3. The mobile light tower of claim 1, wherein the extendable mast is telescopic.

4. The mobile light tower of claim 1, wherein the wind speed sensor is mounted on the extendable mast, distal the base unit.

5. The mobile light tower of claim 4 further comprising a light rig, the light rig comprising the at least one light and a mounting point between the at least one light and the extendable mast, and wherein the wind speed sensor is connected to the light rig.

6. The mobile light tower of claim 1, wherein the controller is adapted to lower the extendable mast from the intermediate position when the wind speed sensor determines a second predetermined wind speed is exceeded.

7. The mobile light tower of claim 6 wherein the second predetermined wind speed is the same as or higher than the first predetermined wind speed.

8. The mobile light tower of claim 1, wherein the intermediate position is determined based on the wind speed detected by the wind speed sensor.

9. The mobile light tower of claim 1, wherein the controller is arranged to determine that the first predetermined wind speed has been exceeded when the wind speed sensor detects a wind speed in excess of the first predetermined speed for a preset amount of time.
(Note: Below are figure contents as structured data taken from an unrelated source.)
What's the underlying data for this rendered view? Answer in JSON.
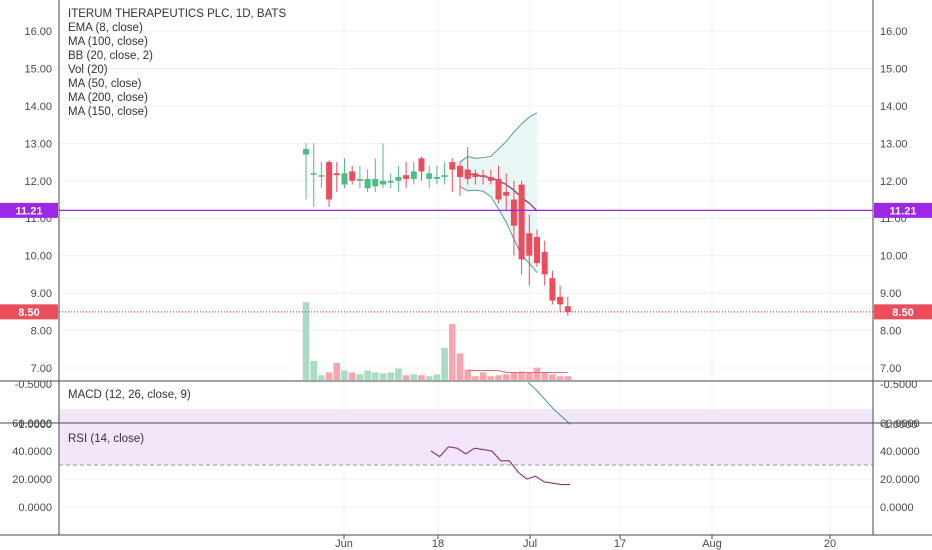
{
  "header": {
    "title": "ITERUM THERAPEUTICS PLC, 1D, BATS",
    "indicators": [
      "EMA (8, close)",
      "MA (100, close)",
      "BB (20, close, 2)",
      "Vol (20)",
      "MA (50, close)",
      "MA (200, close)",
      "MA (150, close)"
    ]
  },
  "colors": {
    "up": "#53b987",
    "down": "#eb4d5c",
    "up_vol": "#a9dcc3",
    "down_vol": "#f5a6ae",
    "bb": "#4a9c9c",
    "ma": "#8a2f5e",
    "macd": "#3c9a9a",
    "rsi_line": "#8a2f6e",
    "rsi_band": "#f3e6fb",
    "price_line": "#d5202e",
    "purple_line": "#9c27e6",
    "grid": "#eef0f3",
    "axis": "#4a4a4a"
  },
  "chart_data": {
    "type": "candlestick",
    "price_axis": {
      "ticks": [
        "16.00",
        "15.00",
        "14.00",
        "13.00",
        "12.00",
        "11.00",
        "10.00",
        "9.00",
        "8.00",
        "7.00"
      ],
      "ylim": [
        6.6,
        16.6
      ]
    },
    "x_axis": {
      "ticks": [
        "Jun",
        "18",
        "Jul",
        "17",
        "Aug",
        "20"
      ]
    },
    "candles": [
      {
        "date": "2018-05-25",
        "open": 12.7,
        "high": 13.0,
        "low": 11.5,
        "close": 12.85
      },
      {
        "date": "2018-05-29",
        "open": 12.2,
        "high": 13.0,
        "low": 11.3,
        "close": 12.2
      },
      {
        "date": "2018-05-30",
        "open": 12.15,
        "high": 12.5,
        "low": 11.8,
        "close": 12.15
      },
      {
        "date": "2018-05-31",
        "open": 12.5,
        "high": 12.55,
        "low": 11.3,
        "close": 11.5
      },
      {
        "date": "2018-06-01",
        "open": 12.2,
        "high": 12.5,
        "low": 11.7,
        "close": 12.15
      },
      {
        "date": "2018-06-04",
        "open": 11.9,
        "high": 12.6,
        "low": 11.8,
        "close": 12.2
      },
      {
        "date": "2018-06-05",
        "open": 12.25,
        "high": 12.4,
        "low": 11.9,
        "close": 12.0
      },
      {
        "date": "2018-06-06",
        "open": 12.0,
        "high": 12.4,
        "low": 11.8,
        "close": 12.05
      },
      {
        "date": "2018-06-07",
        "open": 11.8,
        "high": 12.3,
        "low": 11.7,
        "close": 12.05
      },
      {
        "date": "2018-06-08",
        "open": 11.85,
        "high": 12.6,
        "low": 11.7,
        "close": 12.05
      },
      {
        "date": "2018-06-11",
        "open": 11.9,
        "high": 13.0,
        "low": 11.8,
        "close": 12.0
      },
      {
        "date": "2018-06-12",
        "open": 11.95,
        "high": 12.2,
        "low": 11.8,
        "close": 12.0
      },
      {
        "date": "2018-06-13",
        "open": 12.0,
        "high": 12.4,
        "low": 11.7,
        "close": 12.1
      },
      {
        "date": "2018-06-14",
        "open": 12.15,
        "high": 12.5,
        "low": 11.8,
        "close": 12.05
      },
      {
        "date": "2018-06-15",
        "open": 12.05,
        "high": 12.5,
        "low": 11.9,
        "close": 12.25
      },
      {
        "date": "2018-06-18",
        "open": 12.6,
        "high": 12.65,
        "low": 12.0,
        "close": 12.25
      },
      {
        "date": "2018-06-19",
        "open": 12.05,
        "high": 12.4,
        "low": 11.8,
        "close": 12.2
      },
      {
        "date": "2018-06-20",
        "open": 12.05,
        "high": 12.4,
        "low": 11.9,
        "close": 12.1
      },
      {
        "date": "2018-06-21",
        "open": 12.1,
        "high": 12.5,
        "low": 11.9,
        "close": 12.15
      },
      {
        "date": "2018-06-22",
        "open": 12.5,
        "high": 12.6,
        "low": 11.7,
        "close": 12.3
      },
      {
        "date": "2018-06-25",
        "open": 12.4,
        "high": 12.5,
        "low": 11.6,
        "close": 12.1
      },
      {
        "date": "2018-06-26",
        "open": 12.3,
        "high": 12.9,
        "low": 11.9,
        "close": 12.05
      },
      {
        "date": "2018-06-27",
        "open": 12.2,
        "high": 12.3,
        "low": 11.9,
        "close": 12.1
      },
      {
        "date": "2018-06-28",
        "open": 12.15,
        "high": 12.3,
        "low": 11.9,
        "close": 12.1
      },
      {
        "date": "2018-06-29",
        "open": 12.1,
        "high": 12.3,
        "low": 11.9,
        "close": 12.0
      },
      {
        "date": "2018-07-02",
        "open": 12.05,
        "high": 12.4,
        "low": 11.4,
        "close": 11.5
      },
      {
        "date": "2018-07-03",
        "open": 11.7,
        "high": 12.2,
        "low": 11.2,
        "close": 11.6
      },
      {
        "date": "2018-07-05",
        "open": 11.5,
        "high": 12.0,
        "low": 10.0,
        "close": 10.8
      },
      {
        "date": "2018-07-06",
        "open": 11.9,
        "high": 12.0,
        "low": 9.5,
        "close": 9.9
      },
      {
        "date": "2018-07-09",
        "open": 10.6,
        "high": 11.1,
        "low": 9.2,
        "close": 10.0
      },
      {
        "date": "2018-07-10",
        "open": 10.5,
        "high": 10.7,
        "low": 9.7,
        "close": 9.8
      },
      {
        "date": "2018-07-11",
        "open": 10.1,
        "high": 10.4,
        "low": 9.2,
        "close": 9.5
      },
      {
        "date": "2018-07-12",
        "open": 9.4,
        "high": 9.6,
        "low": 8.7,
        "close": 8.8
      },
      {
        "date": "2018-07-13",
        "open": 8.9,
        "high": 9.2,
        "low": 8.5,
        "close": 8.7
      },
      {
        "date": "2018-07-16",
        "open": 8.65,
        "high": 8.9,
        "low": 8.4,
        "close": 8.5
      }
    ],
    "volume_rel": [
      0.82,
      0.2,
      0.05,
      0.08,
      0.18,
      0.1,
      0.08,
      0.06,
      0.1,
      0.08,
      0.07,
      0.08,
      0.12,
      0.05,
      0.06,
      0.05,
      0.04,
      0.06,
      0.34,
      0.59,
      0.28,
      0.11,
      0.04,
      0.08,
      0.04,
      0.05,
      0.06,
      0.08,
      0.09,
      0.08,
      0.13,
      0.08,
      0.06,
      0.04,
      0.04
    ],
    "bb_upper": [
      null,
      null,
      null,
      null,
      null,
      null,
      null,
      null,
      null,
      null,
      null,
      null,
      null,
      null,
      null,
      null,
      null,
      null,
      null,
      null,
      12.5,
      12.65,
      12.6,
      12.62,
      12.65,
      12.85,
      13.05,
      13.3,
      13.52,
      13.7,
      13.82
    ],
    "bb_lower": [
      null,
      null,
      null,
      null,
      null,
      null,
      null,
      null,
      null,
      null,
      null,
      null,
      null,
      null,
      null,
      null,
      null,
      null,
      null,
      null,
      11.85,
      11.73,
      11.75,
      11.72,
      11.58,
      11.25,
      10.9,
      10.45,
      10.0,
      9.8,
      9.55
    ],
    "ma_line": [
      null,
      null,
      null,
      null,
      null,
      null,
      null,
      null,
      null,
      null,
      null,
      null,
      null,
      null,
      null,
      null,
      null,
      null,
      null,
      null,
      null,
      12.2,
      12.15,
      12.12,
      12.08,
      12.0,
      11.9,
      11.75,
      11.55,
      11.4,
      11.2
    ],
    "last_price": 8.5,
    "horizontal_line": 11.21,
    "macd": {
      "label": "MACD (12, 26, close, 9)",
      "axis_labels": [
        "-0.5000",
        "-1.0000"
      ],
      "values": [
        -0.48,
        -0.58,
        -0.7,
        -0.82,
        -0.92,
        -1.02
      ]
    },
    "rsi": {
      "label": "RSI (14, close)",
      "axis_labels": [
        "60.0000",
        "40.0000",
        "20.0000",
        "0.0000"
      ],
      "band": [
        30,
        70
      ],
      "values": [
        40,
        36,
        43,
        42,
        38,
        42,
        41,
        40,
        33,
        33,
        25,
        20,
        22,
        18,
        17,
        16,
        16
      ]
    }
  }
}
10. The mobile light tower of claim 1 further comprising an inclination sensor arranged to measure inclination of the base unit.

11. The mobile light tower of claim 10, wherein the controller is arranged to check whether or not the base unit is level before allowing the extendable mast to be raised.

12. The mobile light tower of claim 10, wherein the controller is adapted to lower the extendable mast when a change in the inclination is detected by the inclination sensor.

13. The mobile light tower of claim 1, wherein the base unit comprises a movement sensor to detect how much the wind acting on the light is affecting the base unit to determine whether to lower the extendable mast.

14. The mobile light tower of claim 2, wherein the light rig is arranged to reposition the at least one light depending on the height of the extendable mast.

15. A mobile light tower comprising a base unit and at least one light connected to the base unit by an extendable mast, the extendable mast adapted to move between a retracted position and an extended position, wherein the mobile light tower includes a controller, non-transitory memory, and a wind speed sensor, wherein the non-transitory memory contains instructions, that when executed by the controller, lower the extendable mast to an intermediate position, between a retracted position and a fully extended position, in response to an indication that a first predetermined wind speed is exceeded.

16. The mobile light tower of claim 15, wherein the non-transitory memory contains instructions, that when executed by the controller, lower the extendable mast from the intermediate position to the retracted position in response to an indication that a second predetermined wind speed is exceeded.

17. The mobile light tower of claim 15, wherein the non-transitory memory contains instructions, that when executed by the controller, prevent raising the extendable mast in response to an indication that the base unit is non-level.

18. The mobile light tower of claim 15, wherein the non-transitory memory contains instructions, that when executed by the controller, lower the extendable mast in response to an indication that the first predetermined wind speed is exceeded for a preset amount of time.

19. The mobile light tower of claim 15, wherein the non-transitory memory contains instructions, that when executed by the controller, lower the extendable mast in response to a change in inclination detected by an inclination sensor.

20. A mobile light tower comprising a base unit and at least one light connected to the base unit by an extendable mast, the extendable mast adapted to move between a retracted position and an extended position, wherein the mobile light tower includes a controller, non-transitory memory, and an inclination sensor, wherein the non-transitory memory contains instructions, that when executed by the controller, lower the extendable mast to an intermediate position, between a retracted position and a fully extended position, in response to a change in inclination detected by the inclination sensor.